After market close, the construction firm reported a net operating earnings loss of R401 million ($27.92 million) for the year ended June compared to an adjusted loss of R113 million in 2017.
Moolmans, which specialises in both surface and underground mining, is grappling with problematic contracts which caused the business to report a 95 percent decline in net operating earnings. Aveng said it will renegotiate or exit some contracts in order to derisk the business.
The manufacturing business jumped into a net operating loss of R196 million from a profit of R51 million, reflecting weak operating conditions in the infrastructure, rail, underground mining and water sectors.

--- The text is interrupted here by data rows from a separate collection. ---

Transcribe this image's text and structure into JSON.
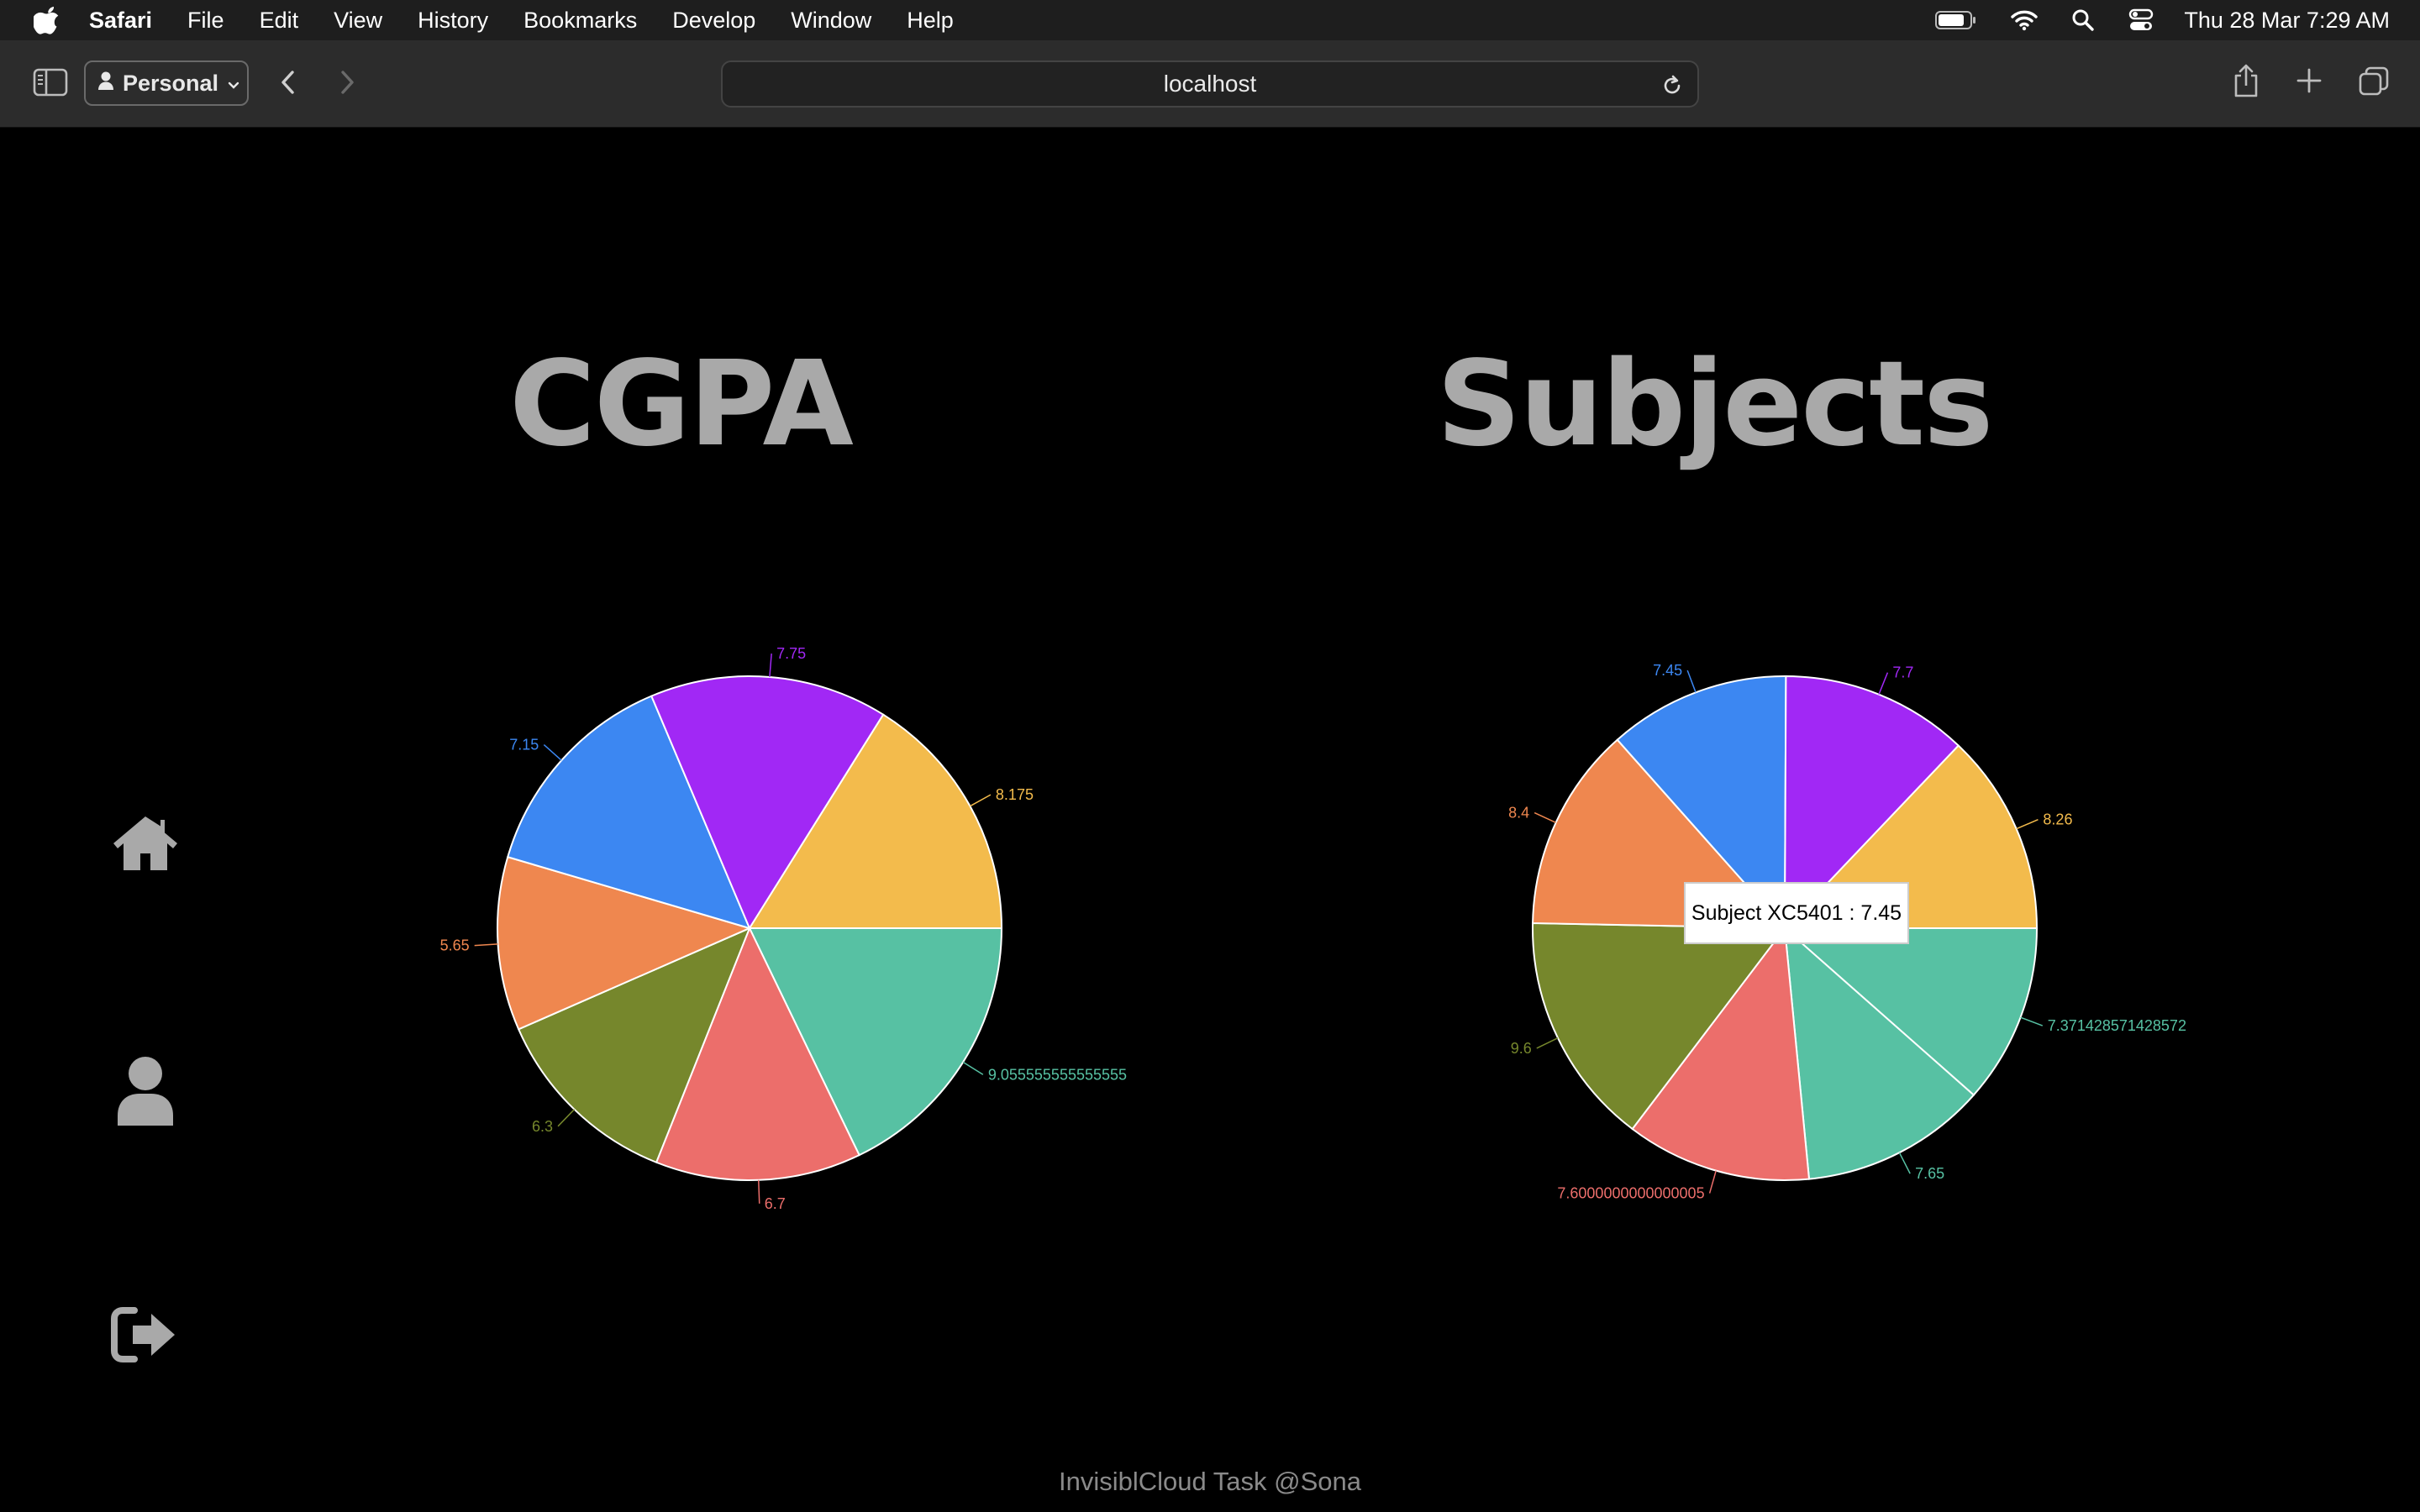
{
  "menubar": {
    "app_name": "Safari",
    "items": [
      "File",
      "Edit",
      "View",
      "History",
      "Bookmarks",
      "Develop",
      "Window",
      "Help"
    ],
    "clock": "Thu 28 Mar  7:29 AM"
  },
  "toolbar": {
    "profile_label": "Personal",
    "address": "localhost"
  },
  "side_nav": {
    "icons": [
      "home-icon",
      "user-icon",
      "logout-icon"
    ]
  },
  "cgpa": {
    "title": "CGPA"
  },
  "subjects": {
    "title": "Subjects",
    "tooltip": "Subject XC5401 : 7.45"
  },
  "footer": "InvisiblCloud Task @Sona",
  "colors": {
    "green": "#57c1a3",
    "red": "#ec6e6b",
    "olive": "#76872c",
    "orange": "#ef874f",
    "blue": "#3c87f2",
    "purple": "#a128f5",
    "yellow": "#f3bb4c"
  },
  "chart_data": [
    {
      "type": "pie",
      "title": "CGPA",
      "labels": [
        "9.055555555555555",
        "6.7",
        "6.3",
        "5.65",
        "7.15",
        "7.75",
        "8.175"
      ],
      "values": [
        9.055555555555555,
        6.7,
        6.3,
        5.65,
        7.15,
        7.75,
        8.175
      ],
      "colors": [
        "#57c1a3",
        "#ec6e6b",
        "#76872c",
        "#ef874f",
        "#3c87f2",
        "#a128f5",
        "#f3bb4c"
      ]
    },
    {
      "type": "pie",
      "title": "Subjects",
      "labels": [
        "7.371428571428572",
        "7.65",
        "7.6000000000000005",
        "9.6",
        "8.4",
        "7.45",
        "7.7",
        "8.26"
      ],
      "values": [
        7.371428571428572,
        7.65,
        7.6000000000000005,
        9.6,
        8.4,
        7.45,
        7.7,
        8.26
      ],
      "colors": [
        "#57c1a3",
        "#57c1a3",
        "#ec6e6b",
        "#76872c",
        "#ef874f",
        "#3c87f2",
        "#a128f5",
        "#f3bb4c"
      ]
    }
  ]
}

Aveng undertook a strategic review in 2017 which included the disposal of non-core assets such as Aveng Trident Steel, Aveng Grinaker-LTA and Aveng Manufacturing.
The review also included reducing debt and improving the firm’s liquidity by settling all of or a portion of its R2 billion convertible bonds before their July, 2019 maturity date and a rights issue.
Aveng anticipates the disposals to be completed by June, 2019.
“In the short-to medium-term, the board, executive committee and management of Aveng will remain focused on accelerating the group’s turnaround. This will include the management of liquidity and the disposal of the non-core assets by the targeted deadline of June 2019,” it said in a statement.
The group’s rights offer, concluded in July, raised R493 million of new capital from shareholders, while the early bond redemption removed R1.5 billion of debt from its balance sheet, it said.
The firm’s two-year order book declined by 28 percent to R17.9 billion.